Smile she has on the Red Sox, whose stunning 8-7 victory in Game 5 set up the Game 6 victory, which begat a Game 7 with Boston ace Jon Lester opposing Matt Garza. Lester, so composed, and Garza, so combustible, switched roles in Game 3, with Lester getting thumped and Garza making Boston hitters look silly for six innings.
Whatever momentum the Rays built winning Games 2, 3 and 4 – "They weren't even good games," Boston's Sean Casey said, "because we were getting crushed" – has vanished. There is no milk carton in baseball, either, nothing to assist in Tampa Bay's search to find how, exactly, it was seven outs with a seven-run lead from the World Series and now faces a one-game playoff.
"Nobody's panicking," Rays designated hitter Cliff Floyd said. "Nobody's worried. Awe? Shock? Yeah, of course. Rightfully so, I think."

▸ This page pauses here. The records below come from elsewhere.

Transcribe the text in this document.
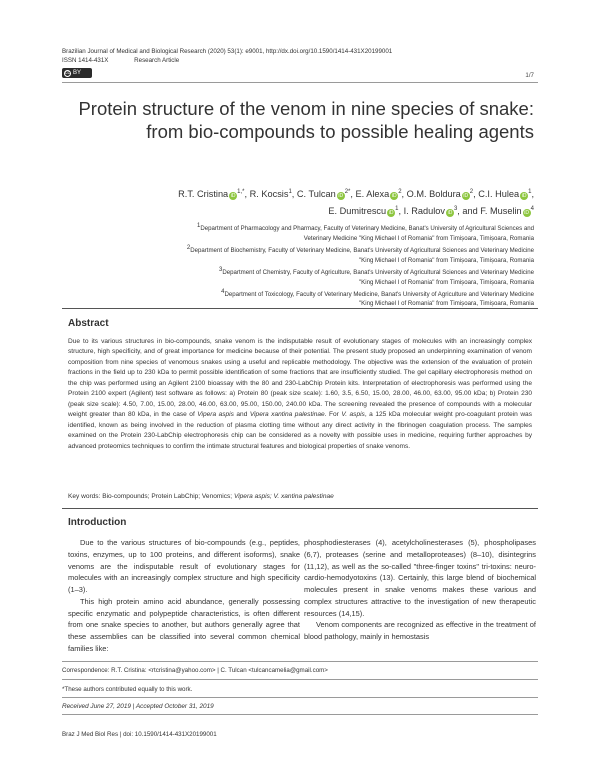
Brazilian Journal of Medical and Biological Research (2020) 53(1): e9001, http://dx.doi.org/10.1590/1414-431X20199001
ISSN 1414-431X	Research Article
cc BY	1/7
Protein structure of the venom in nine species of snake: from bio-compounds to possible healing agents
R.T. Cristina $iD^{1,*}$, R. Kocsis$^1$, C. Tulcan $iD^{2*}$, E. Alexa $iD^2$, O.M. Boldura $iD^2$, C.I. Hulea $iD^1$,
E. Dumitrescu $iD^1$, I. Radulov $iD^3$, and F. Muselin $iD^4$
$^1$Department of Pharmacology and Pharmacy, Faculty of Veterinary Medicine, Banat's University of Agricultural Sciences and
Veterinary Medicine "King Michael I of Romania" from Timișoara, Timișoara, Romania
$^2$Department of Biochemistry, Faculty of Veterinary Medicine, Banat's University of Agricultural Sciences and Veterinary Medicine
"King Michael I of Romania" from Timișoara, Timișoara, Romania
$^3$Department of Chemistry, Faculty of Agriculture, Banat's University of Agricultural Sciences and Veterinary Medicine
"King Michael I of Romania" from Timișoara, Timișoara, Romania
$^4$Department of Toxicology, Faculty of Veterinary Medicine, Banat's University of Agriculture and Veterinary Medicine
"King Michael I of Romania" from Timișoara, Timișoara, Romania
Abstract
Due to its various structures in bio-compounds, snake venom is the indisputable result of evolutionary stages of molecules with an increasingly complex structure, high specificity, and of great importance for medicine because of their potential. The present study proposed an underpinning examination of venom composition from nine species of venomous snakes using a useful and replicable methodology. The objective was the extension of the evaluation of protein fractions in the field up to 230 kDa to permit possible identification of some fractions that are insufficiently studied. The gel capillary electrophoresis method on the chip was performed using an Agilent 2100 bioassay with the 80 and 230-LabChip Protein kits. Interpretation of electrophoresis was performed using the Protein 2100 expert (Agilent) test software as follows: a) Protein 80 (peak size scale): 1.60, 3.5, 6.50, 15.00, 28.00, 46.00, 63.00, 95.00 kDa; b) Protein 230 (peak size scale): 4.50, 7.00, 15.00, 28.00, 46.00, 63.00, 95.00, 150.00, 240.00 kDa. The screening revealed the presence of compounds with a molecular weight greater than 80 kDa, in the case of Vipera aspis and Vipera xantina palestinae. For V. aspis, a 125 kDa molecular weight pro-coagulant protein was identified, known as being involved in the reduction of plasma clotting time without any direct activity in the fibrinogen coagulation process. The samples examined on the Protein 230-LabChip electrophoresis chip can be considered as a novelty with possible uses in medicine, requiring further approaches by advanced proteomics techniques to confirm the intimate structural features and biological properties of snake venoms.
Key words: Bio-compounds; Protein LabChip; Venomics; Vipera aspis; V. xantina palestinae
Introduction

Due to the various structures of bio-compounds (e.g., peptides, toxins, enzymes, up to 100 proteins, and different isoforms), snake venoms are the indisputable result of evolutionary stages for molecules with an increasingly complex structure and high specificity (1–3).

This high protein amino acid abundance, generally possessing specific enzymatic and polypeptide characteristics, is often different from one snake species to another, but authors generally agree that these assemblies can be classified into several common chemical families like:

phosphodiesterases (4), acetylcholinesterases (5), phospholipases (6,7), proteases (serine and metalloproteases) (8–10), disintegrins (11,12), as well as the so-called "three-finger toxins" tri-toxins: neuro-cardio-hemodyotoxins (13). Certainly, this large blend of biochemical molecules present in snake venoms makes these various and complex structures attractive to the investigation of new therapeutic resources (14,15).

Venom components are recognized as effective in the treatment of blood pathology, mainly in hemostasis

Correspondence: R.T. Cristina: <rtcristina@yahoo.com> | C. Tulcan <tulcancamelia@gmail.com>
*These authors contributed equally to this work.
Received June 27, 2019 | Accepted October 31, 2019
Braz J Med Biol Res | doi: 10.1590/1414-431X20199001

After watching Josh Beckett, he of the tender oblique, discover his command and throw five strong innings? Sure. And witnessing Jason Varitek, he of the slow stick, somehow turn on a James Shields fastball and yank it over the right-field wall to give Boston a 3-2 lead? Of course. And gazing at their hitters, the ones with all that pop, wave at pitch after pitch from Boston's relievers, not mustering a hit over the final four innings, going flaccid at the worst possible time? Certainly.
Already it had been an odd evening. The pall of Game 5 remained, making the 1,300-mile trip from Fenway Park. Then came the TBS gaffe, due to a circuit-breaker malfunction in Atlanta, which caused the entire first inning and most of the second to go unaired in lieu of Harvey and his suits' enormous lapels. And the excessive 15-minute delay when home-plate umpire Derryl Cousins left the game after getting whacked in the collarbone with a foul ball.
Granted, normalcy hides when these teams meet. They've brawled. They've exchanged words. They can't get together without some kind of tension. In 24 games this season, the Rays hold a 13-11 advantage record-wise and the Red Sox have outscored them 114-107.
So, yeah, a Game 7 is appropriate, not just a treat for the TBS executives who were begging for a redo or the Rays fans intent on ringing their silly cowbells one more time or the Red Sox die-hards who had given up on their team, again, only to see it respond to that final chest compression.
"Heroes are made in Game 7," Rays third baseman Evan Longoria said. " … Guys hitting big home runs, making big plays in Game 7s of World Series and championship series. I'm sure there will be a hero tomorrow. We hope it's on our team."
In Tampa Bay's clubhouse, they will arrive at different times. Reliever J.P. Howell will show at 2:30 p.m., because he gets too wound up at home, and first baseman Carlos Peña will walk in at 4:30 p.m., because he'd rather spend the time with his family. In between the two, 23 other players will walk into the stadium, and some will click on their computers to check the team's fantasy football league, and others will down cups of coffee to amp up, and all will understand that by midnight, they will have either completed one of the most improbable World Series runs of all time or finished one of the great collapses.
"We win, we win," Rays outfielder B.J. Upton said. "We lose, we lose. That's the way it is."
As much as he sounded like Manny Ramirez before Game 5 of last year's ALCS – "If it doesn't happen, who cares?" Manny famously said, before it did happen – Upton was just trying to brush aside the enormity of what he and his teammates face. The Rays, ever the doormats, aren't used to October, let alone the reality of a Game 7.
Which is: "We go to the World Series if we win it."
Lester said that. He was cold in his assessment of how he needs to approach Game 7: execute pitches. Nothing else. The man is focused indeed, cancer on his checklist of vanquished opponents. A few months after beating that, he beat the Rockies in Game 4 of the World Series to win another championship.
At stake Sunday night is another shot, another opportunity for the Red Sox to taste redemption, another chance for the Rays to close the series, another occasion for lucky fans to tune in and, hopefully, see a baseball game – a baseball game, hopefully, for the ages.